Panetta was asked that very question at tonight's presser by Situation Report. He didn't exactly answer it, saying that 2013 will be a "critical year" and that it is the talks about the size of the force after 2014 -- which could number between 6,000 and 10,000 -- that will drive the pace of withdrawal. There are approximately 66,000 U.S. service members currently serving in Afghanistan.

Part of his answer: "With regard to the specific recommendations as to how much of a force we need, once there is a decision about the enduring presence, and General Allen will make recommendations as to how he should proceed with regards to the drawdown through the end of 2014."

Random fact: number of reporters currently embedded in RC-South: "Just 2," we were told.

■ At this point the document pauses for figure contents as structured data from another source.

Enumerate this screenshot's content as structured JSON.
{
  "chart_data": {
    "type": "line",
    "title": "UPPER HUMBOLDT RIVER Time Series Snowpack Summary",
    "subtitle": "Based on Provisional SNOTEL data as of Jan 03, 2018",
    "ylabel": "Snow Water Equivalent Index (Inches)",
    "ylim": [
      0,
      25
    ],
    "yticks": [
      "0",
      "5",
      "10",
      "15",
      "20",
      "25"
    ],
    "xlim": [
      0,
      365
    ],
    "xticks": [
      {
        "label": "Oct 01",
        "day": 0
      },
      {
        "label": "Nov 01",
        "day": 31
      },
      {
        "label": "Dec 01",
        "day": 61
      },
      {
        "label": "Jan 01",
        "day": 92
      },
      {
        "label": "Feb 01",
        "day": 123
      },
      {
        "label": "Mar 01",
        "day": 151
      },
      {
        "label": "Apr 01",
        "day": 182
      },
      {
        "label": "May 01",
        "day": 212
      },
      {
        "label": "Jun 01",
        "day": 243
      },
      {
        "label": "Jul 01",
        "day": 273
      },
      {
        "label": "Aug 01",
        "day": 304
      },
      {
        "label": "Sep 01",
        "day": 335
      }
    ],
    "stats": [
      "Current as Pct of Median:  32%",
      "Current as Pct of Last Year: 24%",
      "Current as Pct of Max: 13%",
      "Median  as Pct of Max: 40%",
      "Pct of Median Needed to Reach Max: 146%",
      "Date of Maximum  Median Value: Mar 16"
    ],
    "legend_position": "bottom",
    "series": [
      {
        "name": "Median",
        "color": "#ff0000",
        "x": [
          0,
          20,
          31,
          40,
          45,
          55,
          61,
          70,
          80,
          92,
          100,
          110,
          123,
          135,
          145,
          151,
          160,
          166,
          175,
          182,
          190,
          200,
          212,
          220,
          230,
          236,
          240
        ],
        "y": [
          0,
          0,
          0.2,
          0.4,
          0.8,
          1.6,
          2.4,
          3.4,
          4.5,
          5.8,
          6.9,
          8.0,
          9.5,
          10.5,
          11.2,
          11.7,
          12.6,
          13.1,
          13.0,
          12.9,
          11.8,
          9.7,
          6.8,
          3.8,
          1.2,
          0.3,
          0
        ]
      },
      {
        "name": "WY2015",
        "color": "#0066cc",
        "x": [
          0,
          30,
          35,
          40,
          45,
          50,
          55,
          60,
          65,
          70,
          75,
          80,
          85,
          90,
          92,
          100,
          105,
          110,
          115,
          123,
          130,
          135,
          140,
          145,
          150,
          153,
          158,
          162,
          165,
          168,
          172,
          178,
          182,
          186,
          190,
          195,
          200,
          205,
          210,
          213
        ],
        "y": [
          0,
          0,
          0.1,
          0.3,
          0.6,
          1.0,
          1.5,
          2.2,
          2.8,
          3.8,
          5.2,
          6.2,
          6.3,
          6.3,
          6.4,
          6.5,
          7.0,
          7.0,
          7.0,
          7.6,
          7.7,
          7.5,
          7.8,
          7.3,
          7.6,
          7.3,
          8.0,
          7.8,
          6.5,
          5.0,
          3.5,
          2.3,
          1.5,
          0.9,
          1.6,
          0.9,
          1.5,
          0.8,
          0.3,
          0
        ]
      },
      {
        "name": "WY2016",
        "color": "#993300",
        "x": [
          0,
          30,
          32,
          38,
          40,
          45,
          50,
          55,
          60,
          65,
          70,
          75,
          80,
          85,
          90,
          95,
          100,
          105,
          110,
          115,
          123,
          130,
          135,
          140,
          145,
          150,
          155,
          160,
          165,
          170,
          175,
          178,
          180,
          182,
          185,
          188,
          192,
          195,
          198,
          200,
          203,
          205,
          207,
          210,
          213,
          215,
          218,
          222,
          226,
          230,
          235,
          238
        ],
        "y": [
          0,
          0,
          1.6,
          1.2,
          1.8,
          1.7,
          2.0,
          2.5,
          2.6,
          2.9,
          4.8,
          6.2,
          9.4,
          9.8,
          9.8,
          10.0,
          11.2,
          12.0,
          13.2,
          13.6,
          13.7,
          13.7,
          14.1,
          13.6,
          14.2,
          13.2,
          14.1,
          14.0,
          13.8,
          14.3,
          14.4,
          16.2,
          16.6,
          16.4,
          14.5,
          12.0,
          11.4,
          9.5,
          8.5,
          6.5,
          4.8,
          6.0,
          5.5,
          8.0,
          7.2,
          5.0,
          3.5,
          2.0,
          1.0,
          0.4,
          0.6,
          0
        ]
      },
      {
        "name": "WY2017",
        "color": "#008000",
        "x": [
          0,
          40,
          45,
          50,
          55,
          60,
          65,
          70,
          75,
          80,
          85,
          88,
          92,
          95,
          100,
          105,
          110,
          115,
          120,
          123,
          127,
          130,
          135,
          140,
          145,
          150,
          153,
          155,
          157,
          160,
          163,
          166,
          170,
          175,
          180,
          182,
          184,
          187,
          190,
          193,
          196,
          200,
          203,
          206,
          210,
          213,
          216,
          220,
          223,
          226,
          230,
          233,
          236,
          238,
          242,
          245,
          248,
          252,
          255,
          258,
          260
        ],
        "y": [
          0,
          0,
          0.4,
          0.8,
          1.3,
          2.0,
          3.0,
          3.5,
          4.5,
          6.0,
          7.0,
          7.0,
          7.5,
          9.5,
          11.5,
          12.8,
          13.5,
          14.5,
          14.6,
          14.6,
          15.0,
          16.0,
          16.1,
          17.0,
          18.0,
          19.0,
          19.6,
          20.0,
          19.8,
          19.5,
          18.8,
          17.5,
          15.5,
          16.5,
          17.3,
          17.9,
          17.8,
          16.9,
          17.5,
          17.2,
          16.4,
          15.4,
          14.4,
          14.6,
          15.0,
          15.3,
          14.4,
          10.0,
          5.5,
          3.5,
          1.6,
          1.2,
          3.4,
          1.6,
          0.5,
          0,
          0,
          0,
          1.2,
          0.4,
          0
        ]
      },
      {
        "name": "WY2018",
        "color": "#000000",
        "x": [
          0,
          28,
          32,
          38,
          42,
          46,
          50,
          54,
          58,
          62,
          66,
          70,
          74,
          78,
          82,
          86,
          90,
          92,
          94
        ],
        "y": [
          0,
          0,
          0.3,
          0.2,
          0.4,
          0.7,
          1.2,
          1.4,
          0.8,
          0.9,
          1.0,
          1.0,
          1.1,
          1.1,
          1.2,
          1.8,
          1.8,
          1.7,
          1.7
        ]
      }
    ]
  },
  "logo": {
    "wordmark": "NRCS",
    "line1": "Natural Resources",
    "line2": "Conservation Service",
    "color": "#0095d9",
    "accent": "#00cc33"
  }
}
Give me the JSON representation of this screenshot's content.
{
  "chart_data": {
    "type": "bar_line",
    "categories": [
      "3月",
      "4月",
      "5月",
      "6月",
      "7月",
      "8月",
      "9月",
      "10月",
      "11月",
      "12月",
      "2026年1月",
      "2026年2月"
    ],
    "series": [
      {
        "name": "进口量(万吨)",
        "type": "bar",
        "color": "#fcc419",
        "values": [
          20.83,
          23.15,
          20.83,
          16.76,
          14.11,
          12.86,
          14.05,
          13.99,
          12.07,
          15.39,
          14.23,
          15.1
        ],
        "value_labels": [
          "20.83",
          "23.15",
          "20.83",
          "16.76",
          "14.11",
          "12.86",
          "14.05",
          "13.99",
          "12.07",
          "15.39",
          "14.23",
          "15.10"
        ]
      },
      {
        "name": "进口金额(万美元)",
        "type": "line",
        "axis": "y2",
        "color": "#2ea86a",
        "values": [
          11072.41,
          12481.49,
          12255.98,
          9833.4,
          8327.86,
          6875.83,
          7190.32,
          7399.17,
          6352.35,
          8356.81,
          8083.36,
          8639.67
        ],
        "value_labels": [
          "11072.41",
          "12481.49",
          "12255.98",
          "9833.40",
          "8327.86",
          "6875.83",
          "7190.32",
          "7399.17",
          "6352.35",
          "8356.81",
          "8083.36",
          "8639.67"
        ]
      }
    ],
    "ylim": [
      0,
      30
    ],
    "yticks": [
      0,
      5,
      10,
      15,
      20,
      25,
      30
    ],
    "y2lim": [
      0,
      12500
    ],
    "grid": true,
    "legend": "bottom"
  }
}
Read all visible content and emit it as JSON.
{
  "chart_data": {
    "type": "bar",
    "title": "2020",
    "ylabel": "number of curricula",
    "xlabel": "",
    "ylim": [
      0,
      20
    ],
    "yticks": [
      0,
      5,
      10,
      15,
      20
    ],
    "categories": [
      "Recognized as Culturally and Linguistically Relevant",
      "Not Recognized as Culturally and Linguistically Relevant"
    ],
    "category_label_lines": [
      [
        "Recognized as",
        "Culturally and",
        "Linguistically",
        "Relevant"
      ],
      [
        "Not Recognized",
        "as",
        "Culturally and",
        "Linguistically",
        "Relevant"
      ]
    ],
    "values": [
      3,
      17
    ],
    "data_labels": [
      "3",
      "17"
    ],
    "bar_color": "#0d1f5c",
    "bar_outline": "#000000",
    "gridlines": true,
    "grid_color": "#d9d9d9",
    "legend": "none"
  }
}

"Head" isn't really a Marine term as much as it is a naval one, we're told after our brief post yesterday about "head" versus "latrine." A Situation Report reader writes: "The use of the term ‘head' to refer to a ship's toilet dates to at least as early as 1708, when Woodes Rogers (English privateer and Governor of the Bahamas) used the word in his book, ‘A Cruising Voyage Around the World.' Another early usage is in Tobias Smollett's novel of travel and adventure, ‘Roderick Random,' published in 1748. ‘Head,' in a nautical sense referring to the bow or fore part of a ship dates to 1485. The ship's toilet was typically placed at the head of the ship near the base of the bowsprit, where splashing water served to naturally clean the toilet area."

Mike Barbero testified today at the Senate Foreign Relations Committee. Lt. Gen. Mike Barbero, who heads the Joint Improvised Explosive Device Defeat Organization, or JIEDDO, testified before the SFRC today on two issues critical to defeating IEDs: Pakistan and homemade explosives, or HME. Last week Situation Report looked at the issue of homemade explosives and the fertilizer that comes across the border from Pakistan to help make them.

Situation Report on Barbero, Pakistan and HME - http://atfp.co/YOoBJ4

SIGAR is investigating the U.S. Army Corps of Engineers' settlement with DynCorp International. The Special Inspector General for Afghanistan Reconstruction announced today that it was reviewing the settlement between the USACE and DynCorp after the Corps of Engineers released the defense contractor "of all contractual obligations" and then, in a letter, said it lacked sufficient evidence to support whether the settlement was "fair and reasonable." The initial investigation surrounded the Corps of Engineers' contract with DynCorp for work at the Afghan National Army garrison in Kunduz in which "poor performance and structural failures" were pervasive.

SIGAR investigation: http://atfp.co/YOoBJ4

DynCorp letter to SIGAR: http://bit.ly/W0PicX

And thanks to the dog owner in El Dorado, Arkansas, who took pity on us when the handler in Kuwait wouldn't let Situation Report pet the doggy. We'd love to see your six dogs and we hope to take you up on it someday.